The most exciting growth prospects, however, came from the emerging countries, including large developing economies such as China, India, and Brazil. All three markets were major winners in 2003. Of course, the Yukos controversy in Russia late in 2003 served as a reminder that developing markets can fall sharply when political and economic systems run into trouble. Even with Russia's problems, however, the typical diversified emerging-markets fund gained a stunning 55% for the year.
The returns -- and the valuations (which were generally lower) -- overseas were too much to resist for some U.S. fund managers. Many domestic funds that invest a small portion of assets abroad -- like Columbia Acorn (ACRNX) -- ramped up their foreign exposure in 2003.
Foreign funds that did not hedge their currency exposure back into the dollar (the vast majority these days) also enjoyed a tailwind last year. For much of 2003, the dollar fell against most major currencies. The euro was one of the biggest gainers: It rose 20% against the dollar. Those few funds that hedge their currency exposure back to the dollar, like Tweedy, Browne Global Value (TBGVX), tended to suffer in 2003.

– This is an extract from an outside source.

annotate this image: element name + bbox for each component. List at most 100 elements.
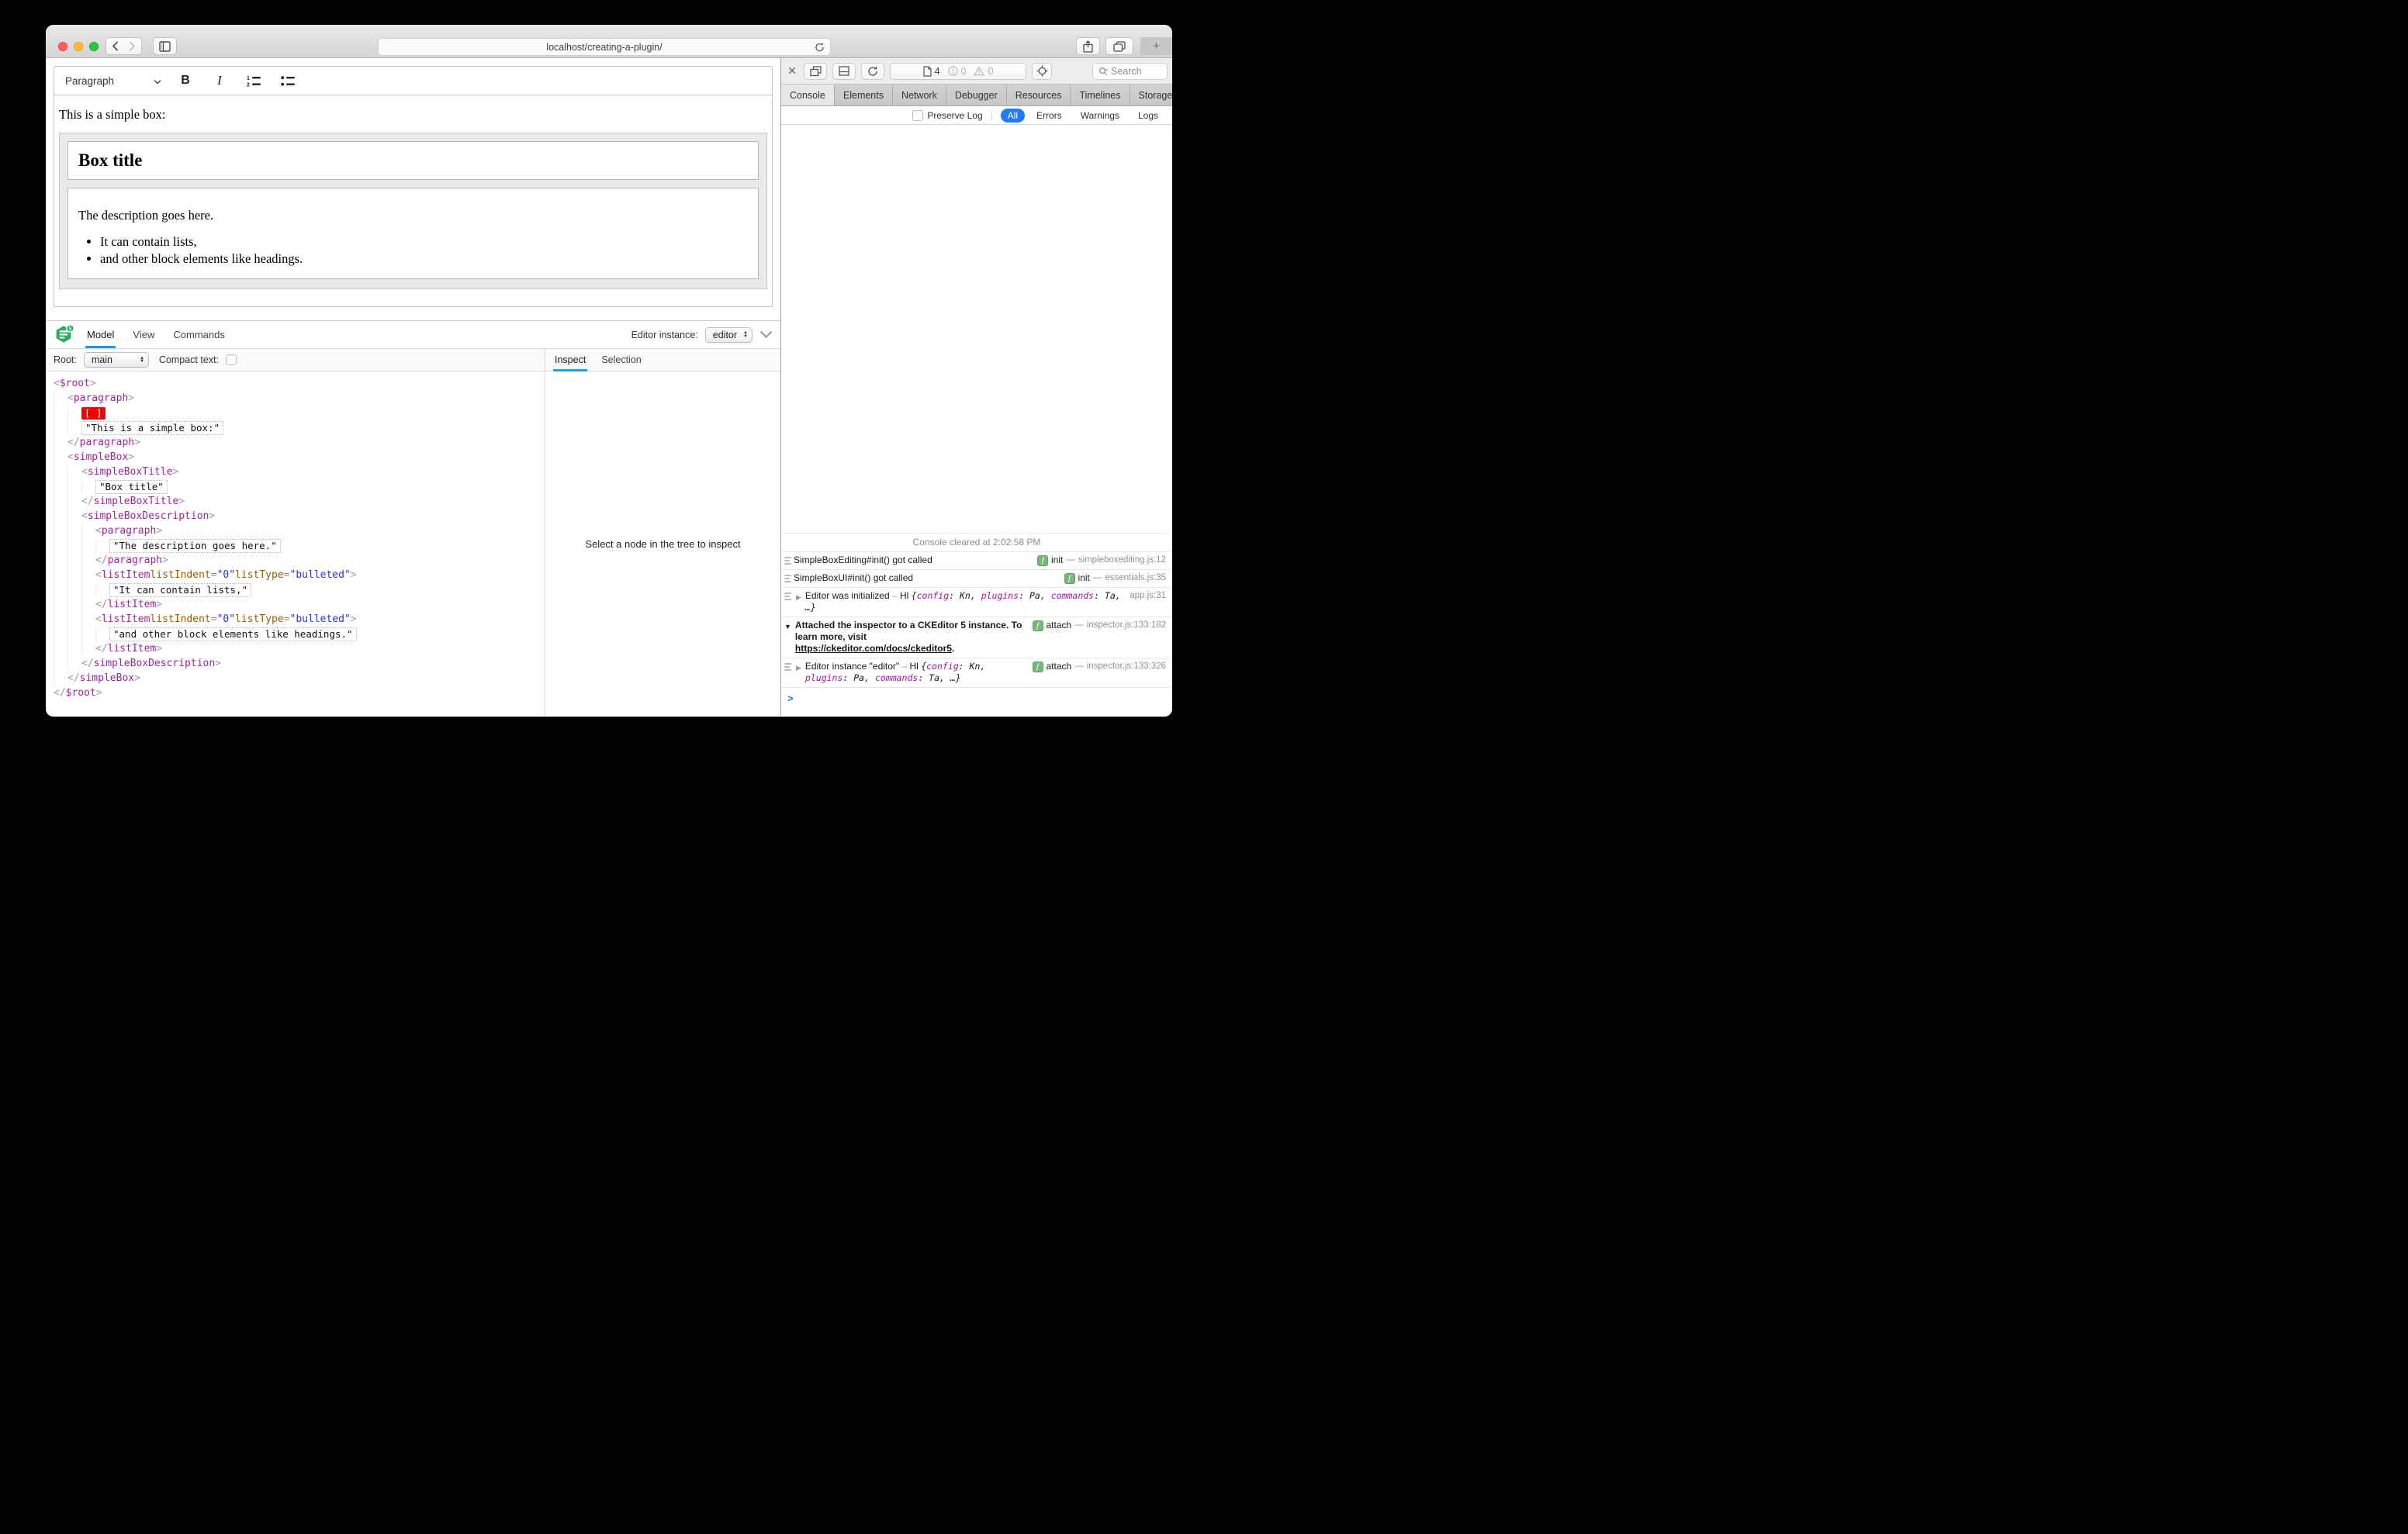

Fund strategy for 2004 So what's the upshot for you as an investor? Given the performance numbers in 2003 should you focus your efforts on finding a fund that can take advantage of a falling dollar and surging emerging markets? Not necessarily. In fact, chasing short-term performance numbers is usually a bad way to invest. Instead, look for one or two low-cost, diversified foreign offerings that employ straightforward investing strategies. (If you invest in two, you would probably want one of them to focus on large caps and the other to emphasize small and mid-caps.)
Moreover, many diversified foreign funds now invest 10% to 25% of their assets in developing markets, so you don't necessarily need to find a fund dedicated to emerging economies. For those who don't know where to start, our Fund Analyst Picks are a good place to begin your search.